De door de kantonrechter aangezochte deskundige heeft de volgende kostenbegroting gemaakt:

urenindicatie voor het bestuderen van de dossiers, 4-6 uur

urenindicatie voor de reistijd, bespreking en het onderzoek ter plaatse, 4-6 uur

urenindicatie voor het opstellen van een (concept)deskundigenbericht, 8-12 uur
• de bovenstaande geraamde uren zijn uitwisselbaar

via nacalculatie tegen € 235,--. per uur incl. B.T.W.
• administratiekosten € 350,--.
• reistijd wordt tegen het uurtarief doorbelast.

reiskosten worden tegen € 0,45 per km doorberekend (incl. 21% B.T.W.)

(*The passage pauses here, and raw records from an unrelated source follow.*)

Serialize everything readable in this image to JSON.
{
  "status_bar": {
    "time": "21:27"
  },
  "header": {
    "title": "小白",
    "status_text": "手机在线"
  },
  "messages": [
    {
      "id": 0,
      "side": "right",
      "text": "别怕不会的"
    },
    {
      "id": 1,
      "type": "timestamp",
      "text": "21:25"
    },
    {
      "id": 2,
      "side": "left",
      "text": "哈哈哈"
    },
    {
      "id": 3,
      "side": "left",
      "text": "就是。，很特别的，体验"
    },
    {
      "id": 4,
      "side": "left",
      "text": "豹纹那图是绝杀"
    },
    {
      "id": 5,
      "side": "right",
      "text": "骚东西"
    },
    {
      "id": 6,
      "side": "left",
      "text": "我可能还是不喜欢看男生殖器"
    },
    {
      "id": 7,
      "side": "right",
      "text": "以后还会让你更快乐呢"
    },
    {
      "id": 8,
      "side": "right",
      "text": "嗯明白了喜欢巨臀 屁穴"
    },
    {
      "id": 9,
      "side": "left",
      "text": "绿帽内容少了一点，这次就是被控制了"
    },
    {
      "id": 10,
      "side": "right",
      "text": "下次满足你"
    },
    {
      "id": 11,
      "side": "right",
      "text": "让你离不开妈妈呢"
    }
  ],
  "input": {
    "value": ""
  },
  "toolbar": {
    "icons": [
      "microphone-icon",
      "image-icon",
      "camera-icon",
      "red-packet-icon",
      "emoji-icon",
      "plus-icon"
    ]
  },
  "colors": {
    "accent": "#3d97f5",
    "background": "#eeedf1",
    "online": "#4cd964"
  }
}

het voorschot wordt als zodanig begroot op € 6.045,00 all-in (incl. 21% BTW).
2.8.
In de vorige beslissing is al aangekondigd en toegelicht dat [eiseres sub 1] c.s. het voorschot op de kosten van de deskundige moeten betalen.
2.9.
Partijen zullen in de gelegenheid worden gesteld zich uit te laten over de hoogte van het voorschot, zoals in de beslissing is vermeld. Het is niet de bedoeling dat partijen zich in die akte (ook) over andere onderwerpen uitlaten.
2.10.
Iedere verdere beslissing wordt aangehouden.

3.De beslissing

De kantonrechter:
3.1.
beveelt een onderzoek door de deskundige voor de beantwoording van de vragen zoals opgenomen in 2.6;
3.2.
benoemt tot deskundige:
ing. E.P.G. Borgers
adviseur bouwkundige onderzoeken
werkzaam bij [onderneming]
correspondentieadres: [adres] , [postcode] te [plaats]
telefoon: [telefoonnummer 1]
mobiel: [telefoonnummer 2]
e-mailadres: [e-mailadres] ;
3.3.
verwijst de zaak naar de rolzitting van woensdag 2 juli 2025 en bepaalt dat partijen zich tot die datum via een akte kunnen uitlaten over de hoogte van het voorschot als opgenomen onder 2.7;
3.4.
bepaalt dat als niet of niet tijdig bezwaar wordt gemaakt, de hoogte van het voorschot op de kosten van de deskundige zal worden vastgesteld op het door de deskundige begrote bedrag;
3.5.
bepaalt dat als wel tijdig bezwaar wordt gemaakt, de hoogte van het voorschot door de kantonrechter zal worden vastgesteld;
3.6.
houdt iedere verdere beslissing aan.
Dit vonnis is gewezen door mr. A.A.T. Werner en in het openbaar uitgesproken op 18 juni 2025.